Blog number 537 ******** 10 January 2012


So I'm watching the telly as I always do and I happened to be watching the news, something I rarely do. So I read about a meteorite that landed in the African desert somewheres. I am told that this particular meteorite came from Mars, believe it or not. I'm having a little trouble believing it.


What is the evidence that has been used to come to the opinion that it came from Mars? 


It all sounds to me like that story about dead animals turning into black gold. I just don't believe either story..

Tuesday, January 10, 2012

WHOLE BUNCHA NONSENSE IF YOU ASK ME

Blog number 536 ******** 10 January 2012

So I'm watching my telly and a commercial comes on sorrowing about the plight of the polar bears who are dying of starvation and engaging in cannibalistic behavior because the melting ice keeps them away from their normal food supply.

We are asked to send money to help keep the polar bears from becoming extinct. So right away I'm wondering what they are going to do with the money to help the bears. The only thing I can think of is that they will buy a humongous ice maker. Or maybe fly a relief plane over and drop seals near the bears.

This commercial made me even more suspicious of television's "send money" pleas than I already was.


On further thought, I think what they might do with any money is to hire people who could study them with radios, etc and maybe find a clue as to how they could be saved.  I'd buy that

Speaking of cannibalism, zombies are NOT cannibals. They do not eat their own.
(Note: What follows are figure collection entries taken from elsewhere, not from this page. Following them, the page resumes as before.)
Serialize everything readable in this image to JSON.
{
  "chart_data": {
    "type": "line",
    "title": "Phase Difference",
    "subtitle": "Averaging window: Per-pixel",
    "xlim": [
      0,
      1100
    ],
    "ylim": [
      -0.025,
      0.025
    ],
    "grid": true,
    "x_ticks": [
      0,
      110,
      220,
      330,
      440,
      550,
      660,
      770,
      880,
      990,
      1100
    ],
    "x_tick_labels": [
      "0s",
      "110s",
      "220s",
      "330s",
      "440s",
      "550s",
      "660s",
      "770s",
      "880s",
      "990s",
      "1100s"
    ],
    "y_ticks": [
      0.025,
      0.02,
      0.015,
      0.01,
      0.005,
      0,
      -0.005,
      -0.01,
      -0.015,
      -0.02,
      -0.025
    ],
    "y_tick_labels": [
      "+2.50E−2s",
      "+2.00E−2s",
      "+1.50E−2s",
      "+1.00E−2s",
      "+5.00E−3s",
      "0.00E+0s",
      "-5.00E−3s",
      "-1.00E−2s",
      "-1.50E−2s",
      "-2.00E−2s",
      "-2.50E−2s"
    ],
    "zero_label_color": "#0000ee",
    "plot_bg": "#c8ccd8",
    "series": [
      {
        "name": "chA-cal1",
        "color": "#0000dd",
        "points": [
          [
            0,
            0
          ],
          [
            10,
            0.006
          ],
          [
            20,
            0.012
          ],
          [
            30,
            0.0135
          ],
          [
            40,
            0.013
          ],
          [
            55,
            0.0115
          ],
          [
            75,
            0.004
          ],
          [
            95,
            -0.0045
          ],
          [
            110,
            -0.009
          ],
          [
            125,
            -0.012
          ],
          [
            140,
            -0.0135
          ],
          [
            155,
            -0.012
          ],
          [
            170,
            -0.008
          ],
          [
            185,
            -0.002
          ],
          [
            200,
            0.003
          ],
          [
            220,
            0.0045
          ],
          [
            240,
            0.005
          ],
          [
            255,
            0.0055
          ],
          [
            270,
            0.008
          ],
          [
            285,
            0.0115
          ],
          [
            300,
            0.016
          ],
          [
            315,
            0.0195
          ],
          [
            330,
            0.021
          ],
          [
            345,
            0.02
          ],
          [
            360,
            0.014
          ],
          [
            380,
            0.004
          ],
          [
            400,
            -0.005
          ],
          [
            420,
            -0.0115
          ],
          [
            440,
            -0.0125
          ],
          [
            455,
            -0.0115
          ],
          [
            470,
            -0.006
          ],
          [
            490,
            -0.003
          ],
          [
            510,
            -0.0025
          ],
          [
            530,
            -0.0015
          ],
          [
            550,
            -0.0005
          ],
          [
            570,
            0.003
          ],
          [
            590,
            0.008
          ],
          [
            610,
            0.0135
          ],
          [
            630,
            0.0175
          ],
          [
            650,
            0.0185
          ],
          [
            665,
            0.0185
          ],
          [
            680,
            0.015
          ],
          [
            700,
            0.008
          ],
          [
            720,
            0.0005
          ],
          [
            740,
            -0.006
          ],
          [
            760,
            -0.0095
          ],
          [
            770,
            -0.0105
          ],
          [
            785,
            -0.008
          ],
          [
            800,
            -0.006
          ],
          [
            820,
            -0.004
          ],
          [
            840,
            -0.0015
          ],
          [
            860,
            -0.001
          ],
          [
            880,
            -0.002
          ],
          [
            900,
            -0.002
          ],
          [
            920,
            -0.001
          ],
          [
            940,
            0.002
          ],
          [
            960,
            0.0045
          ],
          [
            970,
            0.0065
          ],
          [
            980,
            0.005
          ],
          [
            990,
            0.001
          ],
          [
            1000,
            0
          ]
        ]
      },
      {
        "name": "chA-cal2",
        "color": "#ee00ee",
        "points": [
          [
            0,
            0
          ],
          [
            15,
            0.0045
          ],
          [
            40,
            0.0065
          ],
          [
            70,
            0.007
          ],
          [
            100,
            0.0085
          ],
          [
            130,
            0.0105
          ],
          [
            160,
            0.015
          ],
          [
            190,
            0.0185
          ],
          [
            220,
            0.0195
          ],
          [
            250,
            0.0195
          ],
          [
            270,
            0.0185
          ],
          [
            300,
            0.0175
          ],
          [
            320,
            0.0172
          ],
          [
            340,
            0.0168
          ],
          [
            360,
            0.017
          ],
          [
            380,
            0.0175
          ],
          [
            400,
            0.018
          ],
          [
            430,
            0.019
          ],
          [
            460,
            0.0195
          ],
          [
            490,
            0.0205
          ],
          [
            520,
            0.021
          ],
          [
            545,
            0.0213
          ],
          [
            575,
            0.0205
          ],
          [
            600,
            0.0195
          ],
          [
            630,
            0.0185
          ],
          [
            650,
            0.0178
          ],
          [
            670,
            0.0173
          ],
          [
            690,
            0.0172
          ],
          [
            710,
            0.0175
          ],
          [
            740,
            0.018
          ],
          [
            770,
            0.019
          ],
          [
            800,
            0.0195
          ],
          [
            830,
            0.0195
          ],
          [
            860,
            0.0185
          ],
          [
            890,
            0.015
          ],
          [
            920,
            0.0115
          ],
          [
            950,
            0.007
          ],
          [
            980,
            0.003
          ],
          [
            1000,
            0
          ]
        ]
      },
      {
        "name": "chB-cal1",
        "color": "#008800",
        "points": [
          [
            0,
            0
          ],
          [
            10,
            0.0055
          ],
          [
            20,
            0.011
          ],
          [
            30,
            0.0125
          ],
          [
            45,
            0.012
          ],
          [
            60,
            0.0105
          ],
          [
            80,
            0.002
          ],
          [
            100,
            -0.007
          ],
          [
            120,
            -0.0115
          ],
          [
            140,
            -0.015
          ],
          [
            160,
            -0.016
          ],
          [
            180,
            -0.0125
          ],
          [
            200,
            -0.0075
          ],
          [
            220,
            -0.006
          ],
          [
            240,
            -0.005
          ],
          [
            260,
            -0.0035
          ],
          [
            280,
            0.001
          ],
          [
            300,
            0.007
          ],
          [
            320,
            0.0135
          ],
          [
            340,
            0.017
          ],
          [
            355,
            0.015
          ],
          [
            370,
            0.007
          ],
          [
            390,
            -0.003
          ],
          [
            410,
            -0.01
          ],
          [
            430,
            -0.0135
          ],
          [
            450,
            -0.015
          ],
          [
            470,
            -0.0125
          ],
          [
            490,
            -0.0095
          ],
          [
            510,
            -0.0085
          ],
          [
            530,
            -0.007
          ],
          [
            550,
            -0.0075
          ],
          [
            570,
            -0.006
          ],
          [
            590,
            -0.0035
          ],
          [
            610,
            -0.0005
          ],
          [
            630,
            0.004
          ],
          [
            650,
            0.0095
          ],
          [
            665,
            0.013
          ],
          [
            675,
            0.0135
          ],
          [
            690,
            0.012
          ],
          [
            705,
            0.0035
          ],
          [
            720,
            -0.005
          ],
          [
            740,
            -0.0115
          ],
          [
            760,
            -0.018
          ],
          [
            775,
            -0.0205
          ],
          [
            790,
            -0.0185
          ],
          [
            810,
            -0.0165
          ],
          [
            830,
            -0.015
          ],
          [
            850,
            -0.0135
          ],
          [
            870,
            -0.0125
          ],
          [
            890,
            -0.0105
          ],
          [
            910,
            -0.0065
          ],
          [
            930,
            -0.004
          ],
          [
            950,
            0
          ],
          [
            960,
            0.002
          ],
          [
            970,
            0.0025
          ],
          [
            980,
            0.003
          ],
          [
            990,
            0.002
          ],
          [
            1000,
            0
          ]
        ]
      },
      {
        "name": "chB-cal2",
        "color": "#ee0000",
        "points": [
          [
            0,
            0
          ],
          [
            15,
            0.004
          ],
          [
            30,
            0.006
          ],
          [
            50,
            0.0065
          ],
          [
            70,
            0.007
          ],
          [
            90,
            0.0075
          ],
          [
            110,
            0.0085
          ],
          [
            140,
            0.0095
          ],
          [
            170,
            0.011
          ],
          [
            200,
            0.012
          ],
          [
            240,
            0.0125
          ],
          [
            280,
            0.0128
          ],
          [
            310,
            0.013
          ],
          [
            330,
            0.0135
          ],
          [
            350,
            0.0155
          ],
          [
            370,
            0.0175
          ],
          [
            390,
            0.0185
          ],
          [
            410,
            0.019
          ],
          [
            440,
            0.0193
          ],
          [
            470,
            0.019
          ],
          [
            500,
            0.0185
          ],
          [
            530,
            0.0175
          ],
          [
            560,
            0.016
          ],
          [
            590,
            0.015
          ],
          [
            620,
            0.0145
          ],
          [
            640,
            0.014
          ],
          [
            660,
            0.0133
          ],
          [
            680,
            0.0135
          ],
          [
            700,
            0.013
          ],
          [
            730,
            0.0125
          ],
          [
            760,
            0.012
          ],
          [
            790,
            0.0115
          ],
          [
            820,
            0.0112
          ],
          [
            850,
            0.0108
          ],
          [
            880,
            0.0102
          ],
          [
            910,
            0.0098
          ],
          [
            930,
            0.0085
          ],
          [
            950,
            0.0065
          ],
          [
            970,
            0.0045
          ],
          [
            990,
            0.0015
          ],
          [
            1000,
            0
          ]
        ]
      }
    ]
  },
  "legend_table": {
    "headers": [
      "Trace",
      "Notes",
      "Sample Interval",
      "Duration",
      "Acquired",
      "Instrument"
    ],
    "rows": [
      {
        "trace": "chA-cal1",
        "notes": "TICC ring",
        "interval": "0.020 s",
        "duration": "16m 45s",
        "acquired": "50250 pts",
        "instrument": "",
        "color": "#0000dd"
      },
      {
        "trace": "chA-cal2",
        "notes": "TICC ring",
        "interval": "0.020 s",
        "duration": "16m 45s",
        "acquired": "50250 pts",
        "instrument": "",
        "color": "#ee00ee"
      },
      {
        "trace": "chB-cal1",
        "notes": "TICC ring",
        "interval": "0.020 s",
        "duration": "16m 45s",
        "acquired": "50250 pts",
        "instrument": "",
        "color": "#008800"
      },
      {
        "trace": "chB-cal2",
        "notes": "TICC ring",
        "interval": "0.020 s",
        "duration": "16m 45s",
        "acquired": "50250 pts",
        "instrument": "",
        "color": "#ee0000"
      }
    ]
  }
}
And also, since they are already dead, how can a bullet kill them? And do they walk so slow because of their age or are they afraid some of their "flesh" will slough off, or what?

Lion dens. Lions do not live in dens. Never have, never will. They don't need to. What would they be hiding from?


I a pretty sure that this lion den thing comes from the Bible story about Daniel in the lion's den. But that "den" was a cage and the lions were forced in there.


When we lived in Sacramento, there was a story in the local paper about a peacock that flew into the lion's "den." Guess what happened to it.